金相場、米雇用統計と中銀買いで2カ月ぶり高値
金相場に資金が戻っている。弱い米雇用統計を受けて米利上げ観測が後退したうえ、中国など中央銀行の買いが続き、2カ月ぶりの高値を付けた。基軸通貨である米ドルへの信認低下も買いを後押ししている。
相場を押し上げた材料
金価格の国際指標の一つであるロンドン現物価格は7日、1トロイオンス(約31.1グラム)当たり4371ドルまで上昇し、6月以来の高値となった。ニューヨーク先物(中心限月)も4432ドルと、同じく2カ月ぶりの高値を付けた。直近の買い材料は、7日公表の米雇用統計だった。
雇用者数が前月比2万3000人減となり、市場予想の8万3000人増に反して減少したことで、雇用情勢の悪化を背景に米連邦準備理事会(FRB)の利上げ観測は後退した。金は利息を生まないため、金融政策の先高観が和らぐと投資妙味が増しやすい。
資金流入と中銀買い
マーケット・ストラテジィ・インスティチュートの亀井幸一郎代表は「株式や債券などと一緒に複数の資産を運用する機関投資家などが再び金を買い始めた」と話す。
ドル高が一服していたことも追い風となった。7月末の日米協調為替介入で円安・ドル高の修正が進み、主要通貨に対するドルの総合的な強さを示すドル指数は節目の100を下回った。差金決済取引(CFD)ブローカー、KCMトレードのチーフマーケットアナリスト、ティム・ウォーターラー氏は「金とドルは歴史的に逆相関の関係にあり、為替介入は金相場の底堅さを高めた」と指摘する。
ファンドへの資金回帰も鮮明だ。現物の金を裏付けとする上場投資信託(ETF)のうち世界最大級の「SPDRゴールド・シェアーズ(GLD)」の残高は、7日までの1週間で金額にして110億ドル(9%、約1.7兆円)増え、裏付けとなる金の量も10トン増加した。

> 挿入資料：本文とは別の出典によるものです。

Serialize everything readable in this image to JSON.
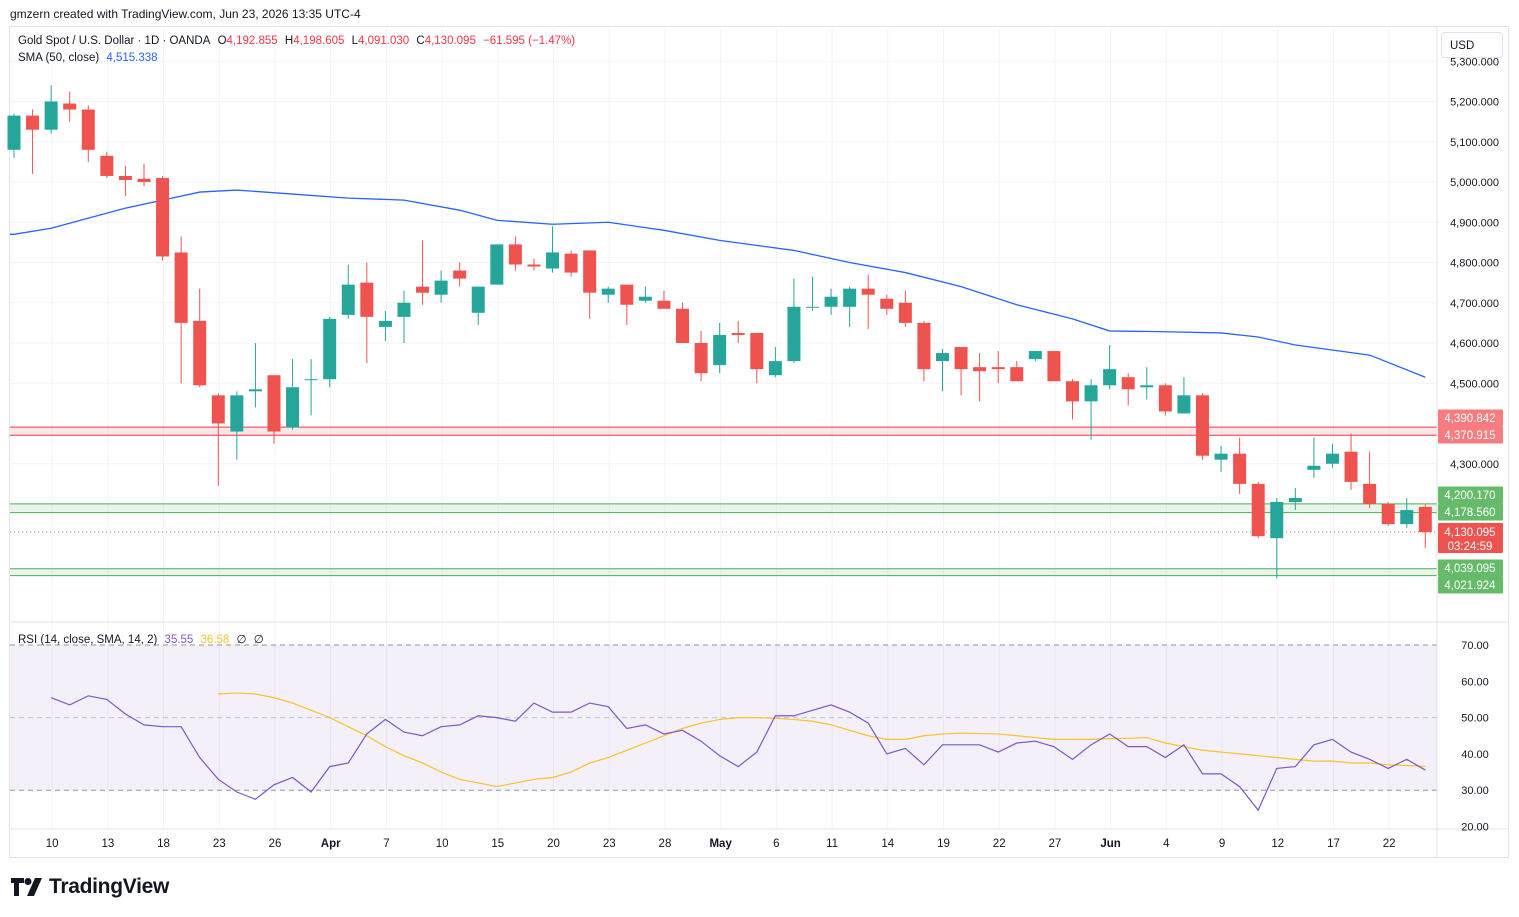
{
  "header": {
    "attribution": "gmzern created with TradingView.com, Jun 23, 2026 13:35 UTC-4"
  },
  "legend": {
    "symbol": "Gold Spot / U.S. Dollar · 1D · OANDA",
    "open_label": "O",
    "open": "4,192.855",
    "high_label": "H",
    "high": "4,198.605",
    "low_label": "L",
    "low": "4,091.030",
    "close_label": "C",
    "close": "4,130.095",
    "change": "−61.595 (−1.47%)",
    "sma_label": "SMA (50, close)",
    "sma_value": "4,515.338"
  },
  "rsi_legend": {
    "label": "RSI (14, close, SMA, 14, 2)",
    "rsi": "35.55",
    "rsi_sma": "36.58",
    "extra1": "∅",
    "extra2": "∅"
  },
  "currency": "USD",
  "brand": "TradingView",
  "colors": {
    "up": "#26a69a",
    "down": "#ef5350",
    "sma": "#2962ff",
    "rsi": "#7e57c2",
    "rsi_sma": "#fbc02d",
    "resistance": "#f23645",
    "support": "#4caf50"
  },
  "chart_data": [
    {
      "type": "candlestick",
      "title": "Gold Spot / U.S. Dollar · 1D · OANDA",
      "y_axis_ticks": [
        "5,300.000",
        "5,200.000",
        "5,100.000",
        "5,000.000",
        "4,900.000",
        "4,800.000",
        "4,700.000",
        "4,600.000",
        "4,500.000",
        "4,300.000"
      ],
      "x_axis_ticks": [
        "10",
        "13",
        "18",
        "23",
        "26",
        "Apr",
        "7",
        "10",
        "15",
        "20",
        "23",
        "28",
        "May",
        "6",
        "11",
        "14",
        "19",
        "22",
        "27",
        "Jun",
        "4",
        "9",
        "12",
        "17",
        "22"
      ],
      "ylim": [
        3970,
        5320
      ],
      "candles": [
        [
          5080,
          5170,
          5060,
          5165
        ],
        [
          5165,
          5180,
          5020,
          5130
        ],
        [
          5130,
          5240,
          5120,
          5200
        ],
        [
          5195,
          5225,
          5150,
          5180
        ],
        [
          5180,
          5190,
          5050,
          5080
        ],
        [
          5065,
          5075,
          5010,
          5015
        ],
        [
          5015,
          5040,
          4965,
          5005
        ],
        [
          5008,
          5045,
          4990,
          5000
        ],
        [
          5010,
          5015,
          4805,
          4815
        ],
        [
          4825,
          4865,
          4500,
          4650
        ],
        [
          4655,
          4735,
          4490,
          4495
        ],
        [
          4470,
          4475,
          4245,
          4400
        ],
        [
          4380,
          4480,
          4310,
          4470
        ],
        [
          4480,
          4600,
          4440,
          4485
        ],
        [
          4520,
          4520,
          4350,
          4380
        ],
        [
          4390,
          4560,
          4385,
          4490
        ],
        [
          4510,
          4560,
          4420,
          4510
        ],
        [
          4510,
          4665,
          4490,
          4660
        ],
        [
          4670,
          4795,
          4660,
          4745
        ],
        [
          4750,
          4800,
          4550,
          4665
        ],
        [
          4640,
          4680,
          4605,
          4655
        ],
        [
          4665,
          4730,
          4600,
          4700
        ],
        [
          4740,
          4855,
          4695,
          4725
        ],
        [
          4720,
          4780,
          4700,
          4755
        ],
        [
          4780,
          4800,
          4740,
          4760
        ],
        [
          4675,
          4735,
          4645,
          4740
        ],
        [
          4745,
          4845,
          4745,
          4845
        ],
        [
          4845,
          4865,
          4780,
          4795
        ],
        [
          4795,
          4810,
          4780,
          4790
        ],
        [
          4785,
          4890,
          4775,
          4825
        ],
        [
          4822,
          4830,
          4765,
          4775
        ],
        [
          4830,
          4830,
          4660,
          4725
        ],
        [
          4720,
          4740,
          4700,
          4735
        ],
        [
          4745,
          4745,
          4645,
          4695
        ],
        [
          4705,
          4740,
          4700,
          4715
        ],
        [
          4705,
          4730,
          4695,
          4685
        ],
        [
          4685,
          4700,
          4600,
          4600
        ],
        [
          4600,
          4630,
          4505,
          4525
        ],
        [
          4545,
          4650,
          4525,
          4620
        ],
        [
          4625,
          4655,
          4600,
          4620
        ],
        [
          4625,
          4625,
          4500,
          4535
        ],
        [
          4520,
          4590,
          4515,
          4555
        ],
        [
          4555,
          4760,
          4550,
          4690
        ],
        [
          4690,
          4765,
          4680,
          4690
        ],
        [
          4690,
          4735,
          4670,
          4715
        ],
        [
          4690,
          4740,
          4640,
          4735
        ],
        [
          4735,
          4770,
          4635,
          4720
        ],
        [
          4710,
          4720,
          4670,
          4685
        ],
        [
          4700,
          4730,
          4640,
          4650
        ],
        [
          4650,
          4655,
          4505,
          4535
        ],
        [
          4555,
          4585,
          4480,
          4575
        ],
        [
          4590,
          4590,
          4470,
          4535
        ],
        [
          4540,
          4575,
          4455,
          4530
        ],
        [
          4540,
          4580,
          4500,
          4535
        ],
        [
          4540,
          4555,
          4505,
          4505
        ],
        [
          4560,
          4580,
          4555,
          4580
        ],
        [
          4580,
          4580,
          4505,
          4505
        ],
        [
          4505,
          4510,
          4410,
          4455
        ],
        [
          4455,
          4510,
          4360,
          4495
        ],
        [
          4495,
          4595,
          4485,
          4535
        ],
        [
          4515,
          4525,
          4445,
          4485
        ],
        [
          4490,
          4540,
          4460,
          4495
        ],
        [
          4495,
          4500,
          4420,
          4430
        ],
        [
          4425,
          4515,
          4425,
          4470
        ],
        [
          4470,
          4475,
          4310,
          4320
        ],
        [
          4310,
          4345,
          4280,
          4325
        ],
        [
          4325,
          4365,
          4225,
          4250
        ],
        [
          4250,
          4255,
          4115,
          4120
        ],
        [
          4115,
          4215,
          4015,
          4205
        ],
        [
          4205,
          4240,
          4185,
          4215
        ],
        [
          4285,
          4365,
          4265,
          4295
        ],
        [
          4300,
          4350,
          4290,
          4325
        ],
        [
          4330,
          4375,
          4235,
          4255
        ],
        [
          4250,
          4330,
          4190,
          4200
        ],
        [
          4200,
          4205,
          4145,
          4150
        ],
        [
          4150,
          4215,
          4140,
          4185
        ],
        [
          4192.855,
          4198.605,
          4091.03,
          4130.095
        ]
      ],
      "sma50": [
        [
          0,
          4870
        ],
        [
          2,
          4885
        ],
        [
          6,
          4935
        ],
        [
          9,
          4965
        ],
        [
          10,
          4975
        ],
        [
          12,
          4980
        ],
        [
          15,
          4970
        ],
        [
          18,
          4960
        ],
        [
          21,
          4955
        ],
        [
          24,
          4930
        ],
        [
          26,
          4905
        ],
        [
          29,
          4895
        ],
        [
          32,
          4900
        ],
        [
          35,
          4880
        ],
        [
          38,
          4855
        ],
        [
          42,
          4830
        ],
        [
          45,
          4800
        ],
        [
          48,
          4775
        ],
        [
          51,
          4740
        ],
        [
          54,
          4695
        ],
        [
          57,
          4660
        ],
        [
          59,
          4630
        ],
        [
          62,
          4628
        ],
        [
          65,
          4625
        ],
        [
          67,
          4615
        ],
        [
          69,
          4595
        ],
        [
          73,
          4570
        ],
        [
          76,
          4515
        ]
      ],
      "price_labels": [
        {
          "value": 4390.842,
          "text": "4,390.842",
          "kind": "resistance"
        },
        {
          "value": 4370.915,
          "text": "4,370.915",
          "kind": "resistance"
        },
        {
          "value": 4200.17,
          "text": "4,200.170",
          "kind": "support"
        },
        {
          "value": 4178.56,
          "text": "4,178.560",
          "kind": "support"
        },
        {
          "value": 4130.095,
          "text": "4,130.095",
          "kind": "current",
          "countdown": "03:24:59"
        },
        {
          "value": 4039.095,
          "text": "4,039.095",
          "kind": "support"
        },
        {
          "value": 4021.924,
          "text": "4,021.924",
          "kind": "support"
        }
      ],
      "zones": [
        {
          "from": 4370.915,
          "to": 4390.842,
          "kind": "resistance"
        },
        {
          "from": 4178.56,
          "to": 4200.17,
          "kind": "support"
        },
        {
          "from": 4021.924,
          "to": 4039.095,
          "kind": "support"
        }
      ]
    },
    {
      "type": "line",
      "title": "RSI (14, close, SMA, 14, 2)",
      "ylim": [
        18,
        72
      ],
      "y_axis_ticks": [
        "70.00",
        "60.00",
        "50.00",
        "40.00",
        "30.00",
        "20.00"
      ],
      "bands": {
        "upper": 70,
        "middle": 50,
        "lower": 30
      },
      "series": [
        {
          "name": "RSI",
          "values": [
            55.5,
            53.5,
            56,
            55,
            51,
            48,
            47.5,
            47.5,
            39,
            33,
            29.5,
            27.5,
            31.5,
            33.5,
            29.5,
            36.5,
            37.5,
            45.5,
            49.5,
            46,
            45,
            47.5,
            48,
            50.5,
            50,
            49,
            54,
            51.5,
            51.5,
            54,
            53,
            47,
            48,
            45.5,
            46.5,
            43.5,
            39.5,
            36.5,
            40.5,
            50.5,
            50.5,
            52,
            53.5,
            51.5,
            48.5,
            40,
            41.5,
            37,
            42.5,
            42.5,
            42.5,
            40.5,
            43,
            43.5,
            42,
            38.5,
            42.5,
            45.5,
            42,
            42,
            39,
            42.5,
            34.5,
            34.5,
            31,
            24.5,
            36,
            36.5,
            42.5,
            44,
            40.5,
            38.5,
            36,
            38.5,
            35.55
          ]
        },
        {
          "name": "RSI-based MA",
          "values": [
            56.5,
            56.8,
            56.5,
            55.5,
            54,
            52,
            50,
            47.5,
            45,
            42,
            39.5,
            37.5,
            35,
            33,
            32,
            31,
            32,
            33,
            33.5,
            35,
            37.5,
            39,
            41,
            43,
            45,
            47,
            48.5,
            49.5,
            50,
            50,
            49.8,
            49.5,
            49,
            48,
            46.5,
            45,
            44,
            44,
            45,
            45.5,
            45.7,
            45.6,
            45.5,
            45,
            44.5,
            44,
            44,
            44,
            44.2,
            44.3,
            44.5,
            43,
            42,
            41,
            40.5,
            40,
            39.5,
            39,
            38.5,
            38,
            38,
            37.5,
            37.5,
            37,
            36.8,
            36.58
          ]
        }
      ]
    }
  ]
}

投資家心理を強気に傾けている根底には、中央銀行による金買いがある。代表格は中国だ。中国人民銀行(中央銀行)が7日公表した7月末のバランスシートによると、金の保有量は前月から20トン増えた。増加幅は2023年10月の23トン以来の大きさとなる。買い増しは1999年12月以降で最長の21カ月連続となり、米国・イスラエルによるイランへの軍事攻撃があった2月以降も購入を拡大させている。
国際調査機関のワールド・ゴールド・カウンシル(WGC)によると、2026年4〜6月に世界の中央銀行は288.9トンの金を買い越した。同期間としては遡れる10年以降で最大だった。ポーランド、中国、ウズベキスタンがけん引した。
今後の焦点
オーストラリア・ニュージーランド銀行(ANZ)外国為替・コモディティ営業部ディレクターのヨム・グリム氏は、安値での押し目買いに加え、「米国・イスラエルとイランの軍事衝突は中銀の金需要を強めている」とみる。
米軍がイラン攻撃を開始した2月以降、短期的には原油高騰に伴う米利上げ観測の拡大を通じて金相場を押し下げる局面もあった。ただ、米国が力による現状変更で国際秩序を損なったとの見方は根強い。亀井氏は「戦費膨張による財政悪化もあり、基軸通貨ドルの信認は一段と揺らぐ」と分析する。
WGCが世界の中央銀行を対象に2月5日から5月19日まで実施した調査では、回答者の84%が5年後には外貨準備に占める金の割合が増えると答えた。前年の76%から上昇した一方、ドルの割合は74%が5年後に減ると回答した。
もっとも、相場がこのまま上昇し続けるとは限らない。中東情勢はなお不透明で、原油価格にも急騰リスクが残る。オーストラリアABCリファイナリーの機関投資家市場グローバル責任者、ニコラス・フラッペル氏は、短期的にはロンドン現物価格で4420ドルまで上昇余地があるとしたうえで、「投資家は改めて米インフレ指標や原油相場をにらみながら、金の上値を探る展開になる」と述べた。